Run these as part of CI on every change to a normalizer. The test_transposed_dob_does_not_match case is the important guardrail: it proves the key is discriminating enough that a real difference survives, which is exactly what stops a deterministic pass from over-merging distinct patients.

Gotchas and compliance constraints

  • Over-tight keys fragment records. Every field you add to the composite key raises precision but lowers recall: including middle name, full SSN, or a mutable field like address means one legitimately-changed or mistyped value produces a brand-new key and a split record. The deterministic pass should key on the most stable fields only and hand ambiguous cases to the probabilistic scorer rather than forcing an exact match.
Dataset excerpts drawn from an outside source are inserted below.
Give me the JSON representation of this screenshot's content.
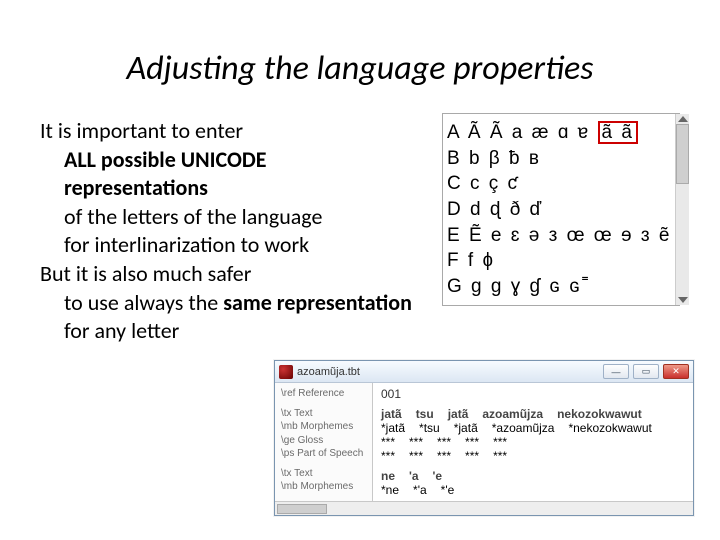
{
  "title": "Adjusting the language properties",
  "body": {
    "p1_a": "It is important to enter",
    "p1_b1": "ALL possible UNICODE",
    "p1_b2": "representations",
    "p1_c": "of the letters of the language",
    "p1_d": "for interlinarization to work",
    "p2_a": "But it is also much safer",
    "p2_b1": "to use always the ",
    "p2_b2": "same representation",
    "p2_b3": " for any letter"
  },
  "char_panel": {
    "rows": {
      "a_pre": "A Ã Ã a æ ɑ ɐ",
      "a_hl": "ã ã",
      "b": "B b β ƀ в",
      "c": "C c ç ƈ",
      "d": "D d ɖ ð ď",
      "e": "E Ẽ e ɛ ə з œ œ ɘ ɜ ẽ",
      "f": "F f ɸ",
      "g": "G g ɡ ɣ ɠ ɢ ɢ˭"
    }
  },
  "app_window": {
    "title": "azoamũja.tbt",
    "buttons": {
      "min": "—",
      "max": "▭",
      "close": "✕"
    },
    "labels": {
      "l0": "\\ref  Reference",
      "l1": "\\tx    Text",
      "l2": "\\mb  Morphemes",
      "l3": "\\ge  Gloss",
      "l4": "\\ps  Part of Speech",
      "l5": "\\tx    Text",
      "l6": "\\mb  Morphemes"
    },
    "values": {
      "ref": "001",
      "tx1": {
        "w0": "jatã",
        "w1": "tsu",
        "w2": "jatã",
        "w3": "azoamũjza",
        "w4": "nekozokwawut"
      },
      "mb1": {
        "w0": "*jatã",
        "w1": "*tsu",
        "w2": "*jatã",
        "w3": "*azoamũjza",
        "w4": "*nekozokwawut"
      },
      "ge": {
        "w0": "***",
        "w1": "***",
        "w2": "***",
        "w3": "***",
        "w4": "***"
      },
      "ps": {
        "w0": "***",
        "w1": "***",
        "w2": "***",
        "w3": "***",
        "w4": "***"
      },
      "tx2": {
        "w0": "ne",
        "w1": "'a",
        "w2": "'e"
      },
      "mb2": {
        "w0": "*ne",
        "w1": "*'a",
        "w2": "*'e"
      }
    }
  }
}
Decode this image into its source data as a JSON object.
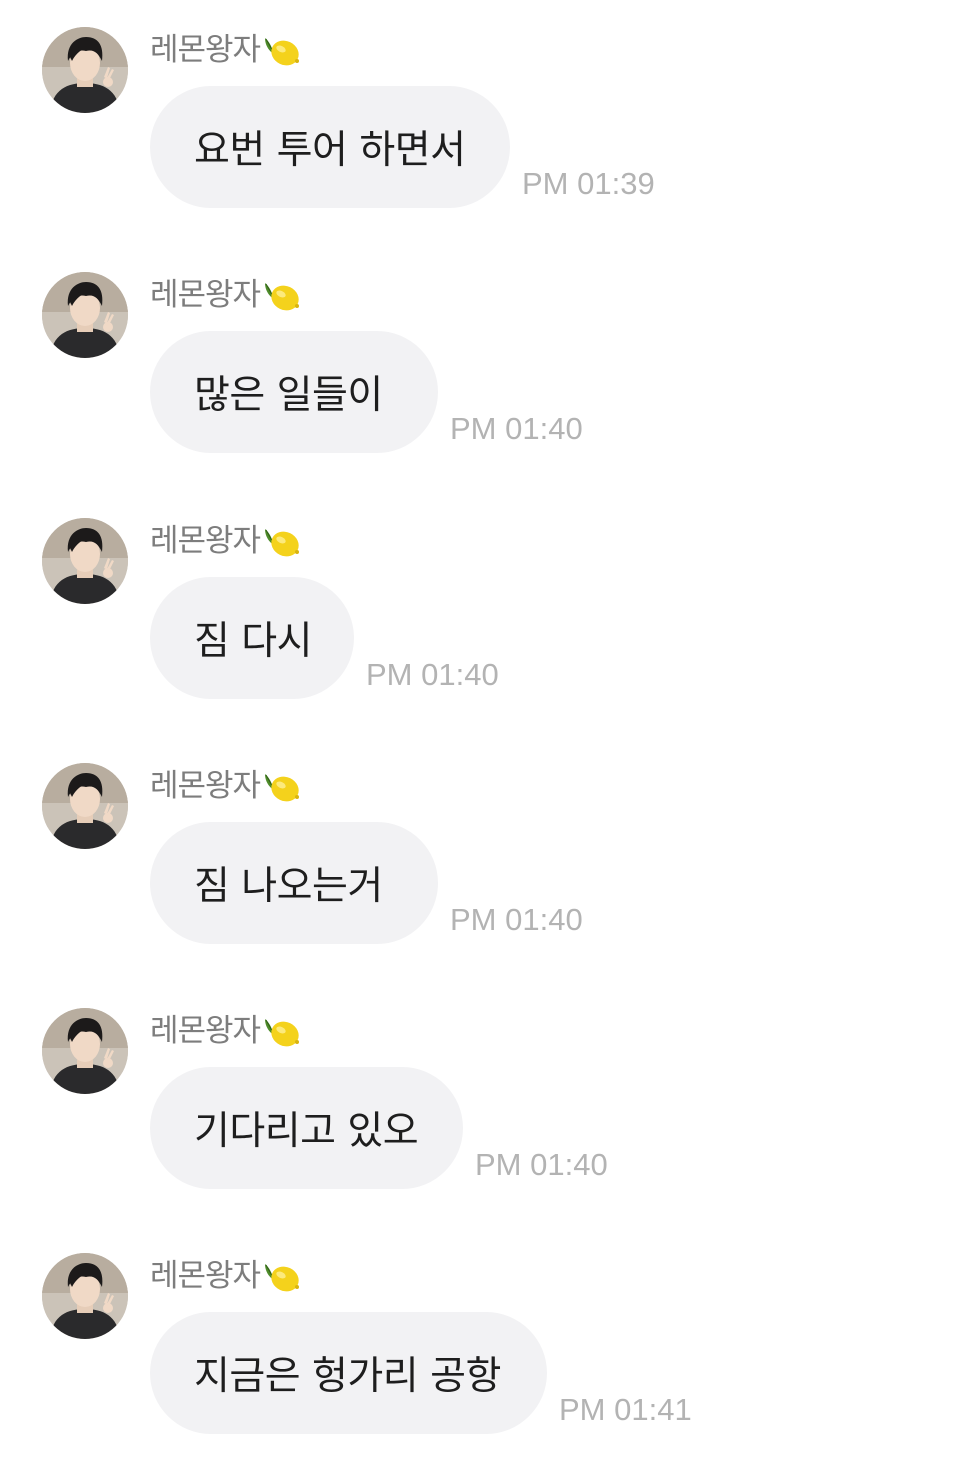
{
  "chat": {
    "sender_name": "레몬왕자",
    "sender_badge_icon": "lemon-icon",
    "avatar_icon": "profile-photo",
    "colors": {
      "bubble": "#f2f2f4",
      "name_text": "#7d7d7d",
      "time_text": "#b3b3b3",
      "lemon": "#f4d21c"
    },
    "messages": [
      {
        "text": "요번 투어 하면서",
        "time": "PM 01:39"
      },
      {
        "text": "많은 일들이",
        "time": "PM 01:40"
      },
      {
        "text": "짐 다시",
        "time": "PM 01:40"
      },
      {
        "text": "짐 나오는거",
        "time": "PM 01:40"
      },
      {
        "text": "기다리고 있오",
        "time": "PM 01:40"
      },
      {
        "text": "지금은 헝가리 공항",
        "time": "PM 01:41"
      }
    ]
  }
}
A blocking key that is too coarse has the opposite failure — comparisons blow up — so tune block size against your population.
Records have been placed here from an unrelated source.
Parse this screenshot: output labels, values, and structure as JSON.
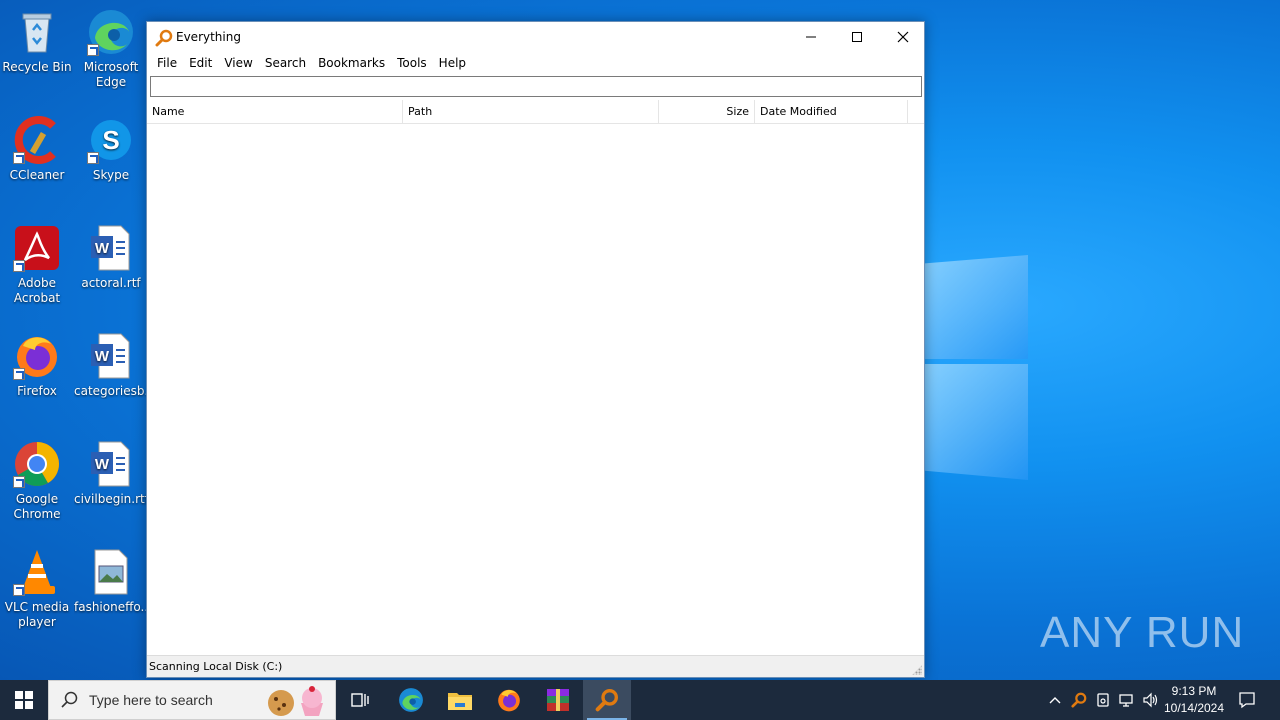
{
  "desktop": {
    "icons": [
      {
        "label": "Recycle Bin"
      },
      {
        "label": "Microsoft Edge"
      },
      {
        "label": "CCleaner"
      },
      {
        "label": "Skype"
      },
      {
        "label": "Adobe Acrobat"
      },
      {
        "label": "actoral.rtf"
      },
      {
        "label": "Firefox"
      },
      {
        "label": "categoriesb..."
      },
      {
        "label": "Google Chrome"
      },
      {
        "label": "civilbegin.rtf"
      },
      {
        "label": "VLC media player"
      },
      {
        "label": "fashioneffo..."
      }
    ]
  },
  "window": {
    "title": "Everything",
    "menu": [
      "File",
      "Edit",
      "View",
      "Search",
      "Bookmarks",
      "Tools",
      "Help"
    ],
    "search": {
      "value": "",
      "placeholder": ""
    },
    "columns": [
      "Name",
      "Path",
      "Size",
      "Date Modified"
    ],
    "status": "Scanning Local Disk (C:)"
  },
  "watermark": "ANY RUN",
  "taskbar": {
    "search_placeholder": "Type here to search",
    "clock": {
      "time": "9:13 PM",
      "date": "10/14/2024"
    }
  },
  "colors": {
    "desktop": "#0a73d6",
    "taskbar": "#1c2a3d",
    "everything_icon": "#e07a10"
  }
}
  • SSN is neither reliably present nor unique. Treat SSN as optional: it is missing on pediatric, neonatal, and non-resident records, it is shared within families on some legacy feeds, and recycled or invalid values appear regularly. Never make SSN a required key component, never assume equality of SSN implies same-person, and normalize to digits-only before any comparison. Culture-specific name ordering compounds this — surname/given order is not universal, and a system that stores a patronymic or a Spanish two-surname name in the wrong field will key a real person incorrectly.

  • Hashing the key does not remove PHI obligations. A salted hash makes the stored key opaque to a casual reader, but the key is derived from demographic identifiers and remains re-identifiable given the salt, so the hash store is still Protected Health Information under HIPAA. It must live inside the same access-controlled, audited, encrypted boundary as the raw data; the salt is a secret whose disclosure re-exposes every key. Hashing is a storage-hygiene measure, not de-identification under the Safe Harbor or Expert Determination methods.